Regarding “
Cardiologist faces possible sanctions”:
I'm very much afraid that this debacle is but the representative tip of the iceberg and a tragic reflection of the systemic pressures in our non-system of medicine and its frantic need to increase revenue even at the expense of running roughshod over ethics and integrity.
More procedures—more stents and open-heart surgery—equal more income. Are we really blind to the corrupting pressure this brings to bear on otherwise great people? It has been said that only when we have evolved from fee-for-service to “outcomes=incomes” will the very human impulses that lead some to this sort of abuse be potentially controllable. Perhaps that's correct, but it certainly should be cause for deep reflection.
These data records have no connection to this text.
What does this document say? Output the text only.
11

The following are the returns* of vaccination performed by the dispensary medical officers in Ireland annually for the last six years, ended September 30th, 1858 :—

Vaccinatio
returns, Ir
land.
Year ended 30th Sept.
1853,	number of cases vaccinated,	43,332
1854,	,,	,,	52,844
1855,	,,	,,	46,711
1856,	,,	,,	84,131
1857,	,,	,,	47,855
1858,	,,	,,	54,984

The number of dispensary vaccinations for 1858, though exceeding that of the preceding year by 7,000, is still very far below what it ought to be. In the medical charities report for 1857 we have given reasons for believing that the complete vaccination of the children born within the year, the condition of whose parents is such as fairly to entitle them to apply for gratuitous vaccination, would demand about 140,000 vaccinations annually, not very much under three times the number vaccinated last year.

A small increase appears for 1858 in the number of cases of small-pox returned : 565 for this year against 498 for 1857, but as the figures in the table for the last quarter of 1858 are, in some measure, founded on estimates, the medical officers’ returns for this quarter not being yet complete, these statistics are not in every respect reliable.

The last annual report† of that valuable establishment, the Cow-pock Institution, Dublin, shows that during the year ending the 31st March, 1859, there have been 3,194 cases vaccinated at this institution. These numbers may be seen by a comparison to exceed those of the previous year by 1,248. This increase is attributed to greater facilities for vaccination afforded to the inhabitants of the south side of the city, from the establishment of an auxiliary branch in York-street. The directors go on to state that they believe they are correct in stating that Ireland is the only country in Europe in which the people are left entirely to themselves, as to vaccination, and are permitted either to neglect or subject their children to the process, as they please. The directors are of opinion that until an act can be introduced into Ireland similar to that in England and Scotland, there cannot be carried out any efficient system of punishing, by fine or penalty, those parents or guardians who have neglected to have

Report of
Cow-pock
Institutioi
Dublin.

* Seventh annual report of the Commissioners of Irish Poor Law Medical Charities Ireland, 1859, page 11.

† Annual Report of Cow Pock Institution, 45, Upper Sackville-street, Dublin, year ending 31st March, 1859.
Even if this physician is guilty as charged and has his license removed, and the hospital involved adequately addresses the systemic failure-to-discover-in-time what was happening—and the physicians who knew or suspected face their own failures to act, the haunting question remains: How do you compensate on a human—and non-monetary—basis the victims for their pain and suffering and further complications, including unnecessary death? How do you make right the wrong of painfully impacted lives of patients and those who love them, especially if what they went through was solely to generate income?
In my view, a major contributor to such problems in Western medicine—and especially the U.S.—is the viewpoint that medicine is a business with the profit motive as paramount. All the sincere language about service and ethics and healing we could ever generate becomes subordinate to a need to generate profit, and thus the old parable—Biblical in origin—that one cannot serve two masters is called to mind. Is medicine a profession of healing, or a business? I am eternally troubled that we're wrong when we try to believe that it can be both.